Suzanna wanted to turn to the man and tell him to take his hands off her, but the woman hadn’t done with her study, and held her with that gaze.
‘She heard,’ the woman said. This time her lips did move, and Suzanna felt the hold on her relax. But the mere proximity of the other woman made her body tremble. Her groin and breasts felt pricked by tiny thorns.
‘Who are you?’ the woman demanded.
‘Leave it be,’ said the bear.
‘I want to know who she is. Why she’s here.’ The gaze, which had briefly flitted to the man, settled on Suzanna afresh, and the curiosity had murder in its shadow.

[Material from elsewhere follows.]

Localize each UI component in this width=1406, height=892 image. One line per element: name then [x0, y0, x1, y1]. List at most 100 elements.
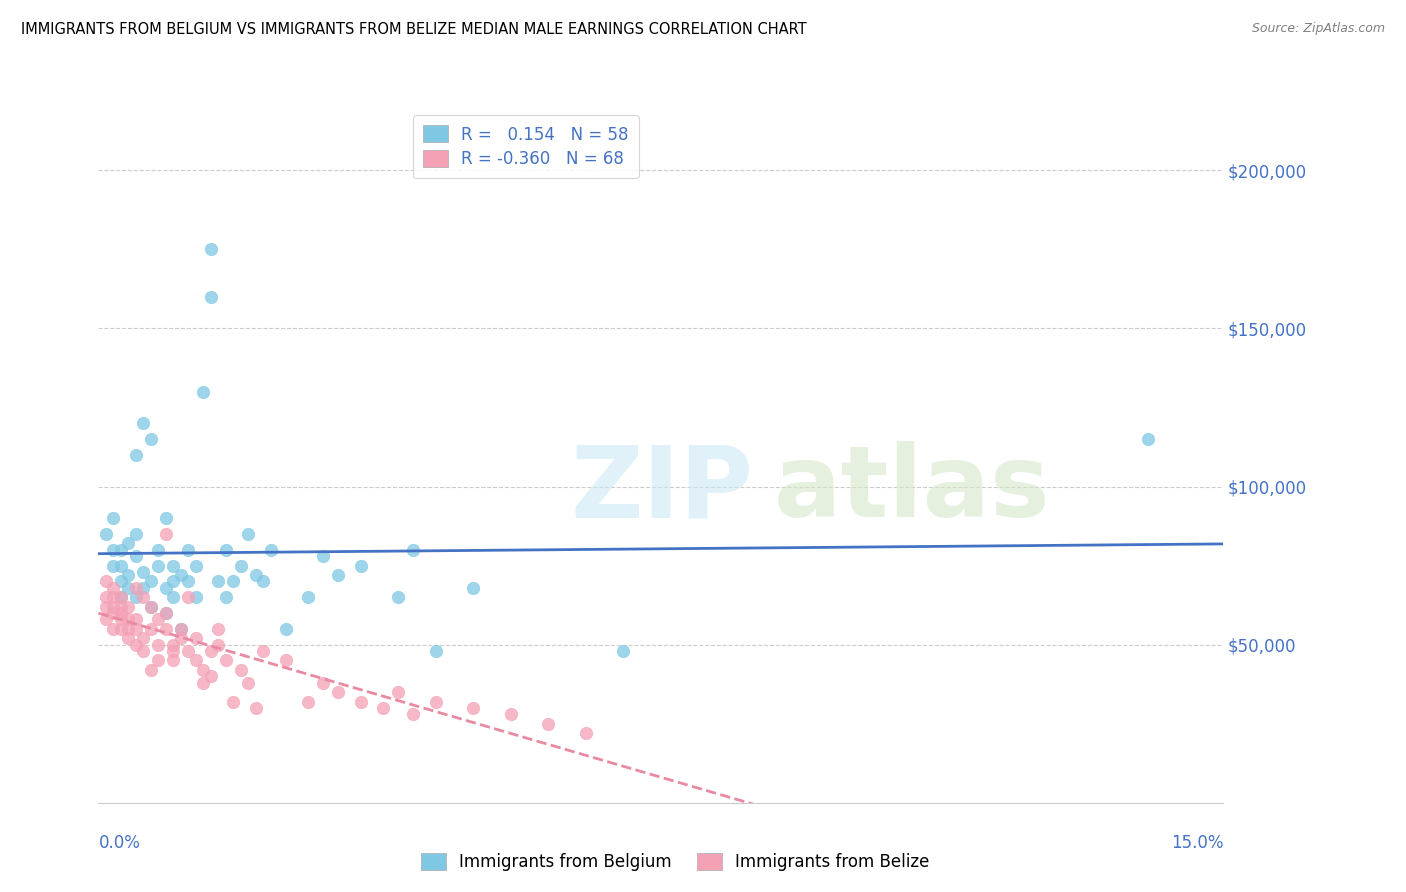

‘There’s nothing here we need …’ the man was saying.
The woman ignored him.
‘Come on now … leave it be…’
There was something in the tone of his voice of one coaxing an hysteric from the brink of an attack, and Suzanna was glad of his intervention.
‘… it’s too public …’ he said, ‘… especially here …’
After a long, breathless moment the woman made the tiniest of nods, conceding the wit of this. She suddenly seemed to completely lose interest in Suzanna, and turned back towards the stairs. At the top of the flight, where Suzanna had once imagined terrors to be in wait for her, the gloom was not quite at rest. There were ragged forms moving up there, so insubstantial she could not be certain whether she saw them or merely sensed their presence. They were spilling down the stairs like poison smoke, losing what little solidity they might have owned as they approached the open door, until, by the time they reached the woman who awaited them at the bottom, their vapours were invisible.
She turned from the stairs and walked past Suzanna to the door, taking with her a cloud of cold and tainted air, as though the wraiths that had come to her were now wreathed about her neck, and clinging to the folds of her dress. Carried unseen into the sunlit human world, until they could congeal again.
The man was already out on the pavement, but before his companion stepped out to join him she turned back to Suzanna. She said nothing, either with her lips or without. Her eyes were quite expressive enough: their promises were all joyless.
Suzanna looked away. She heard the woman’s heel on the step. When she looked up again the pair had gone. Drawing a deep breath, she went to the door. Though the afternoon was growing old, the sun was still warm and bright.
Not surprisingly the woman and the bear had crossed over, so as to walk on the shadowed side of the street.